Du nombre croissant de soutiens de représentants à M. Trump aux économies forcés de Bernie Sanders, l’essentiel de la campagne américaine.

Le fait du jour Le magnat de l’immobilier Donald Trump avait débuté la course pour l’investiture républicaine sans le moindre soutien au Congrès. Il est en train de rattraper son retard au fur et à mesure de son avancée vers le nombre de délégués nécessaires pour devenir le candidat républicain à l’élection présidentielle du 8 novembre. Le président de la commission des affaires étrangères du Sénat, Bob Corker (Tennessee), l’a félicité pour son discours de politique étrangère prononcé mercredi 27 avril, et deux autres présidents de commission de la Chambre des représentants, Bill Shuster (Pennsylvanie) and Jeff Miller (Floride), lui ont apporté leur soutien jeudi.

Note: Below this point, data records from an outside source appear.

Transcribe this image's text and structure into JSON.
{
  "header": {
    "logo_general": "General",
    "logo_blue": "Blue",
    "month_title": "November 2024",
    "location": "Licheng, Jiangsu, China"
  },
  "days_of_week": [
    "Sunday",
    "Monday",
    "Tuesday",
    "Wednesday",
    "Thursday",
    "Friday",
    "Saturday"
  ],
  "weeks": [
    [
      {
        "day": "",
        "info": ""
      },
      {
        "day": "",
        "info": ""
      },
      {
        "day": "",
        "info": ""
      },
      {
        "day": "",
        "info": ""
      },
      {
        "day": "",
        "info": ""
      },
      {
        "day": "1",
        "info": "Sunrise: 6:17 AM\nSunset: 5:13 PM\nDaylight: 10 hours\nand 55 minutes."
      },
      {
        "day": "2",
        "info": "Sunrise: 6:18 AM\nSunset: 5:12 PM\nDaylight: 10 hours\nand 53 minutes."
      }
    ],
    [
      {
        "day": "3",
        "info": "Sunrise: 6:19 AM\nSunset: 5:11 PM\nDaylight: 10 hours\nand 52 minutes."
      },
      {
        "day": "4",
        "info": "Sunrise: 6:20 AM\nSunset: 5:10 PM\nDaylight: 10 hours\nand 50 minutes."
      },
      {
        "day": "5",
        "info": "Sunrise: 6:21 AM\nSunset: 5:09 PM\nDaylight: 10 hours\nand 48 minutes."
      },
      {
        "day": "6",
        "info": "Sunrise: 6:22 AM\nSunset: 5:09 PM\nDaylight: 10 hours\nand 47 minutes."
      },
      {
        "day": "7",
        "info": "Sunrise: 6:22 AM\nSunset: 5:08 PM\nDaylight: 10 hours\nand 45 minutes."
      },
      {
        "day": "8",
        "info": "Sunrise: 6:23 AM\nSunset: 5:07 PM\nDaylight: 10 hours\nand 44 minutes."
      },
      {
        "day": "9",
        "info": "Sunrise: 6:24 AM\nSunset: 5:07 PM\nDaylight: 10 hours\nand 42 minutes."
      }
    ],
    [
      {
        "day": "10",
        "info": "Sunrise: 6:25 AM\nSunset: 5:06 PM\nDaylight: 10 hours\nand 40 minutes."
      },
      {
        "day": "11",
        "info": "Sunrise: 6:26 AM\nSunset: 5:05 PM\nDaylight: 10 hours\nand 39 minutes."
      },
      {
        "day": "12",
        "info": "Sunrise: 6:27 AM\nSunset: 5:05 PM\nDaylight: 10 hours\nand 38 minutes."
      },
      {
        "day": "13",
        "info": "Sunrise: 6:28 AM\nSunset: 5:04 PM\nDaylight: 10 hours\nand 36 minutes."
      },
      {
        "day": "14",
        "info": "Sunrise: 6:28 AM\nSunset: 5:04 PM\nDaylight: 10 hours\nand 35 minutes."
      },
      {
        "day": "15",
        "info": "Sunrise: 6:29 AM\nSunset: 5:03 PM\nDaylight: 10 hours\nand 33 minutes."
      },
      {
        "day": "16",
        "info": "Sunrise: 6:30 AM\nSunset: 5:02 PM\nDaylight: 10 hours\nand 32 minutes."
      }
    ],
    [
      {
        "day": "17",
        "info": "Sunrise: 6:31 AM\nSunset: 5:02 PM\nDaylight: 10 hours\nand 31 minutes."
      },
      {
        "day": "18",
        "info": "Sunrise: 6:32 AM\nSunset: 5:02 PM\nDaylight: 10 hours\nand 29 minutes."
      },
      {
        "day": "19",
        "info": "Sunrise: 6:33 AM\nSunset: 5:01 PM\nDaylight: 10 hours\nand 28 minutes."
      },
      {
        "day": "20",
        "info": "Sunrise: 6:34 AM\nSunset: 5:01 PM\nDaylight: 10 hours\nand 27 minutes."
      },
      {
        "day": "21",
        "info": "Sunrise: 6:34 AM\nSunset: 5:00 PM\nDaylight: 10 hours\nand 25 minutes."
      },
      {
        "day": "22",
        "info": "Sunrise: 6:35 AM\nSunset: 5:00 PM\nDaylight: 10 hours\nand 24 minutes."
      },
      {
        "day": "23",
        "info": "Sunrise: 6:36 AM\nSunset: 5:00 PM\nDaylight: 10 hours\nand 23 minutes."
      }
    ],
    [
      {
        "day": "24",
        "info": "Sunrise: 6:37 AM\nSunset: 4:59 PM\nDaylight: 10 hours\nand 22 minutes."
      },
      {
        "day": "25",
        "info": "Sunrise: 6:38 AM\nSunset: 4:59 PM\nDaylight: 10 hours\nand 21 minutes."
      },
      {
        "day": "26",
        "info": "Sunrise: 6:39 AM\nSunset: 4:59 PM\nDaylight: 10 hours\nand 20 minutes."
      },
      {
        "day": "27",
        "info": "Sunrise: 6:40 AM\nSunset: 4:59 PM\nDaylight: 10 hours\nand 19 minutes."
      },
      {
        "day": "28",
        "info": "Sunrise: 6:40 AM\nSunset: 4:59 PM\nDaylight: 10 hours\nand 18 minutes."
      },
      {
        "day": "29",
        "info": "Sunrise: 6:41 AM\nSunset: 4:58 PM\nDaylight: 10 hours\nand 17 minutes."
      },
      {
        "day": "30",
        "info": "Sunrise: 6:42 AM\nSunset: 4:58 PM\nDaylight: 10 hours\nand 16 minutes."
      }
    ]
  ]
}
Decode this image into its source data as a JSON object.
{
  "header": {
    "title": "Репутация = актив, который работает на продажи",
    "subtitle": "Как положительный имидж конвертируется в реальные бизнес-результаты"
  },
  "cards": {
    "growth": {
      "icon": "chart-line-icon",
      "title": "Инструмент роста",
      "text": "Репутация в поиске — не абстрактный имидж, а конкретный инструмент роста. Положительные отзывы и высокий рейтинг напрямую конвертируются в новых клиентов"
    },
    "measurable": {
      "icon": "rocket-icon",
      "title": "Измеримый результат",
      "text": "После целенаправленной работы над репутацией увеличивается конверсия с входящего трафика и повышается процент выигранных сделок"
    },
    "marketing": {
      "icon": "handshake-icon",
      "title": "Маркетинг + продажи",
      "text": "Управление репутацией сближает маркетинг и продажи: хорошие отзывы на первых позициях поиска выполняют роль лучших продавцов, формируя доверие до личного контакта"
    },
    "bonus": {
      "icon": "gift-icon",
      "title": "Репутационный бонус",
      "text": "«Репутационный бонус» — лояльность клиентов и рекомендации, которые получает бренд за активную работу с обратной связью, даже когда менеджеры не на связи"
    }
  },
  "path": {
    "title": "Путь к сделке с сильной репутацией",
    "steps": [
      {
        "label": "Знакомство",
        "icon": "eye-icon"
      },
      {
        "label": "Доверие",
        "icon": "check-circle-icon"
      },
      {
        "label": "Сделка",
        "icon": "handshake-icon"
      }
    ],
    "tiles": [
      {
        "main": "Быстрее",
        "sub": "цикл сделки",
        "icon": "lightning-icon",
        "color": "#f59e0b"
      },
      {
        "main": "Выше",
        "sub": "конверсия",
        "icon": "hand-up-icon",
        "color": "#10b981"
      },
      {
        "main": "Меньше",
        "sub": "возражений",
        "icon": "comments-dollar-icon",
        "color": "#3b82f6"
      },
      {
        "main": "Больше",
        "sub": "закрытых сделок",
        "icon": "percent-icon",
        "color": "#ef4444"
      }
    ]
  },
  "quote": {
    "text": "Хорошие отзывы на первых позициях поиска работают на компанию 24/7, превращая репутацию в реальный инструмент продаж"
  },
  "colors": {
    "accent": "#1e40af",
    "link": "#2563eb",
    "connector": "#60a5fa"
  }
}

Son conseiller Paul Manafort a rencontré un groupe d’élus le même jour pour préparer une visite du milliardaire qui pourrait se tenir en mai, selon la presse américaine.

La phrase du jour « De toute ma vie, je n’ai jamais travaillé avec un plus misérable fils de pute » Le retrait de la politique libère souvent la parole. L’ancien « speaker » (président) de la Chambre des représentants John Boehner l’a prouvé en se montrant assassin vis-à-vis du sénateur du Texas Ted Cruz, qui tente d’empêcher le favori Donald Trump d’obtenir l’investiture républicaine pour la présidentielle du 8 novembre. « C’est Lucifer en chair et en os », a-t-il ajouté. M. Boehner s’est exprimé jeudi 28 avril dans le cadre d’une conférence à Stanford. Le porte-parole de la Maison Blanche, Josh Earnest, a estimé que l’ancien « speaker » avait v...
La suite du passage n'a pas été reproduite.